Request for Comments: 3218
Preventing the Million Message Attack on
Cryptographic Message Syntax
Status of this Memo
This memo provides information for the Internet community. It does not specify an Internet standard of any kind. Distribution of this memo is unlimited.
Copyright © The Internet Society (2002). All Rights Reserved.
This memo describes a strategy for resisting the Million Message Attack.
Table of Contents
1. Introduction . . . . . . . . . . . . . . . . . . . . . . . . 1 2. Overview of PKCS-1 . . . . . . . . . . . . . . . . . . . . . 2 2.1. The Million Message Attack . . . . . . . . . . . . . . . . 3 2.2. Applicability . . . . . . . . . . . . . . . . . . . . . . . 3 2.2.1. Note on Block Cipher Padding . . . . . . . . . . . . . . 4 2.3. Countermeasures . . . . . . . . . . . . . . . . . . . . . . 4 2.3.1. Careful Checking . . . . . . . . . . . . . . . . . . . . 4 2.3.2. Random Filling . . . . . . . . . . . . . . . . . . . . . 5 2.3.3. OAEP . . . . . . . . . . . . . . . . . . . . . . . . . . 5 2.4. Security Considerations . . . . . . . . . . . . . . . . . . 6 3. Acknowledgments . . . . . . . . . . . . . . . . . . . . . . . 6 4. References . . . . . . . . . . . . . . . . . . . . . . . . . 6 5. Author's Address. . . . . . . . . . . . . . . . . . . . . . . 6 6. Full Copyright Statement . . . . . . . . . . . . . . . . . . 7
When data is encrypted using RSA it must be padded out to the length of the modulus -- typically 512 to 2048 bits.

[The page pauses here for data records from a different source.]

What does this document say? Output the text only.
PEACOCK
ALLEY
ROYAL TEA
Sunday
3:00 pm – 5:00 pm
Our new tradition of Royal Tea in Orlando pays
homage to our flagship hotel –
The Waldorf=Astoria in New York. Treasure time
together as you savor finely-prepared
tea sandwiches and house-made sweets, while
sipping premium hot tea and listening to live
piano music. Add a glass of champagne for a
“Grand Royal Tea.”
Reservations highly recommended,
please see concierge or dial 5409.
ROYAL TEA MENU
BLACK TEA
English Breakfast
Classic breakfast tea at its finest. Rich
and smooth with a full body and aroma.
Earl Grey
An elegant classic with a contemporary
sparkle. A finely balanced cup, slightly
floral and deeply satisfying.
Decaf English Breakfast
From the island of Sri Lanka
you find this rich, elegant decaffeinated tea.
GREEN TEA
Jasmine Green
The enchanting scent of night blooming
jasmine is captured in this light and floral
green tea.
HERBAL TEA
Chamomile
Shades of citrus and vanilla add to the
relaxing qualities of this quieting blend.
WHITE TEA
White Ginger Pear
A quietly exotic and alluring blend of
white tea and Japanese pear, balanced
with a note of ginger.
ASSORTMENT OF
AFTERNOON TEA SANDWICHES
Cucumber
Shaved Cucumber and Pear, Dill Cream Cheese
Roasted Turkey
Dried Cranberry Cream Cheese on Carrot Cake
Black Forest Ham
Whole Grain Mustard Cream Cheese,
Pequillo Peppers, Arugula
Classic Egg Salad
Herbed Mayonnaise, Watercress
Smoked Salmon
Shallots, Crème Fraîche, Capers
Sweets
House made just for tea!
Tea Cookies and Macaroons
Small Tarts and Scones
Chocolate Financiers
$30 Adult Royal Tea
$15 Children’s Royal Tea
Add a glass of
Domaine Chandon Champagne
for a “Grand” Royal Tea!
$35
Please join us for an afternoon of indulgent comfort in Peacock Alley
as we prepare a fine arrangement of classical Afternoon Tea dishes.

The most popular technique for doing this is described in [PKCS-1-v1.5]. However, in 1998 Bleichenbacher described an adaptive chosen ciphertext attack on SSL [MMA]. This attack, called the Million Message Attack, allowed the recovery of a single PKCS-1 encrypted block, provided that the attacker could convince the receiver to act as a particular kind of oracle. (An oracle is a program which answers queries based on information unavailable to the requester (in this case the private key)). The MMA is also possible against [CMS]. Mail list agents are the most likely CMS implementations to be targets for the MMA, since mail list agents are automated servers that automatically respond to a large number of messages. This document describes a strategy for resisting such attacks.
2. Overview of PKCS-1
The first stage in RSA encryption is to map the message to be encrypted (in CMS a symmetric content-encryption key (CEK)) into an integer the same length as (but numerically less than) the RSA modulus of the recipient's public key (typically somewhere between 512 and 2048 bits). PKCS-1 describes the most common procedure for this transformation.

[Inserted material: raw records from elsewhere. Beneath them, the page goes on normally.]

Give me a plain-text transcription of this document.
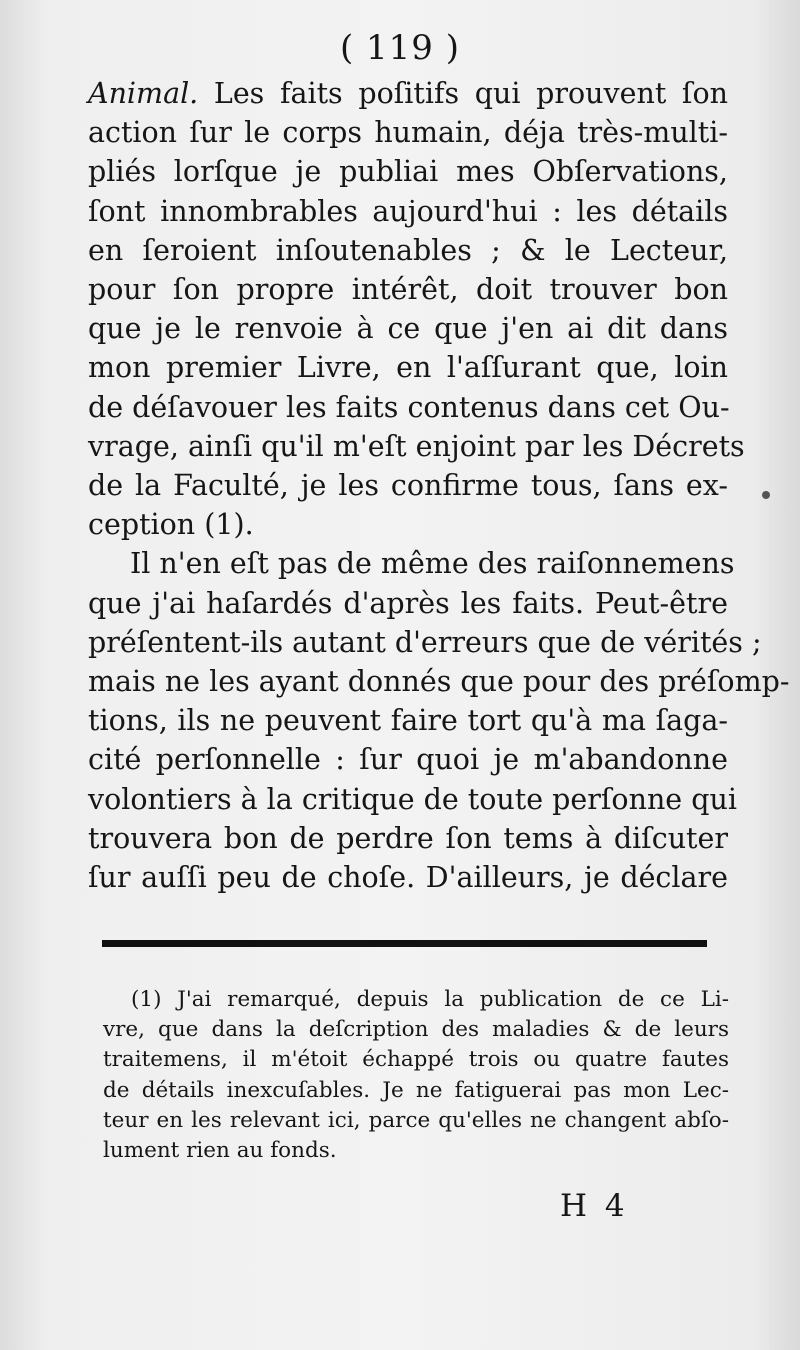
( 119 )
Animal. Les faits poſitifs qui prouvent ſon
action ſur le corps humain, déja très-multi-
pliés lorſque je publiai mes Obſervations,
ſont innombrables aujourd'hui : les détails
en ſeroient inſoutenables ; & le Lecteur,
pour ſon propre intérêt, doit trouver bon
que je le renvoie à ce que j'en ai dit dans
mon premier Livre, en l'aſſurant que, loin
de déſavouer les faits contenus dans cet Ou-
vrage, ainſi qu'il m'eſt enjoint par les Décrets
de la Faculté, je les confirme tous, ſans ex-
ception (1).
Il n'en eſt pas de même des raiſonnemens
que j'ai haſardés d'après les faits. Peut-être
préſentent-ils autant d'erreurs que de vérités ;
mais ne les ayant donnés que pour des préſomp-
tions, ils ne peuvent faire tort qu'à ma ſaga-
cité perſonnelle : ſur quoi je m'abandonne
volontiers à la critique de toute perſonne qui
trouvera bon de perdre ſon tems à diſcuter
ſur auſſi peu de choſe. D'ailleurs, je déclare
(1) J'ai remarqué, depuis la publication de ce Li-
vre, que dans la deſcription des maladies & de leurs
traitemens, il m'étoit échappé trois ou quatre fautes
de détails inexcuſables. Je ne fatiguerai pas mon Lec-
teur en les relevant ici, parce qu'elles ne changent abſo-
lument rien au fonds.
H 4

We start with an "encryption block" of the same length as the modulus. The rightmost bytes of the block are set to the message to be encrypted. The first two bytes are a zero byte and a "block type" byte. For encryption the block type is 2. The remaining bytes are used as padding. The padding is constructed by generating a series of non-zero random bytes. The last padding byte is zero, which allows the padding to be distinguished from the message.
+---+---+----------------------+---+---------------------+ | 0 | 2 | Nonzero random bytes | 0 | Message | +---+---+----------------------+---+---------------------+
Once the block has been formatted, the sender must then convert the block into an integer. This is done by treating the block as an integer in big-endian form. Thus, the resulting number is less than the modulus (because the first byte is zero), but within a factor of 2^16 (because the second byte is 2).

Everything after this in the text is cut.